Service and compassion are also communicated through things like organization, and follow-through – or not. When I went to pick up the retrieved data I discovered that the lab delivered it to the wrong retail location. The nonplussed manager apologized, said he’d have it tomorrow, but never called to confirm. When I checked in the next day, in what must have been a forehead-slapping moment he exclaimed, “I totally forgot!” He promised, again, to have the data the following day – which he finally did.
And, speaking of the retail location: From the outside the sparse storefront had always seemed abandoned. Driving there I wasn’t even sure if I’d find an operating business. Once inside, I was underwhelmed by the plain, poorly designed interior. While waiting I photographed the lobby with my phone then tweeted the image as an example of bad in-store design (I can’t help it, I’m a designer).
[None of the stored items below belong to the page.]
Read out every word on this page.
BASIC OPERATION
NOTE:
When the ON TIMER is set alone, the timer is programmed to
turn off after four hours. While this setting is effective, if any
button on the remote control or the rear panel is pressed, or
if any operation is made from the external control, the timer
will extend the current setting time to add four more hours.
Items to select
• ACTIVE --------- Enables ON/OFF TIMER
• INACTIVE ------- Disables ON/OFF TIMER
Somebody actually tweeted back asking if I was in the post office or the DMV. Ouch.
Then there’s the web site; a cumbersome, user-unfriendly mess of search engine over-optimization, small type, and painfully generic stock imagery – none of which does anything to engender consumer confidence. One expects greater online acumen from what is at heart a technology company.
Brands must remember that social interaction is not limited to online networks. Retail spaces are social. Web sites, too. What do yours communicate? Are they inviting; informative; helpful? What about your employees? The answers can tell you a lot about how well you’re serving your customers.
Every interaction between your brand and your customers – wherever, however, or whomever with that interaction takes place – makes an impression. People will forget what you say. They’ll never forget how you made them feel. That’s why maladies in training, service, design, and employee attitude must be diagnosed, and cured before disease spreads, and the brand breaks down.
Ultimately, Data Doctors recovered much of my data, and went the extra mile to get it done – but only after a direct complaint to the CEO got him involved. As impressed as I was with Colburn’s personal response, it never should have been necessary. Wherever he wasn’t involved, the process was broken, and unpleasant.
Ken, if you’re reading this – and I know you are – resuscitate your brand. Breathe new life into your retail spaces, and your web site. Your employee training manuals, and franchisee materials as well. You don’t need a doctor you need a designer, and a better brand strategy. If you’re interested, we make house calls, too.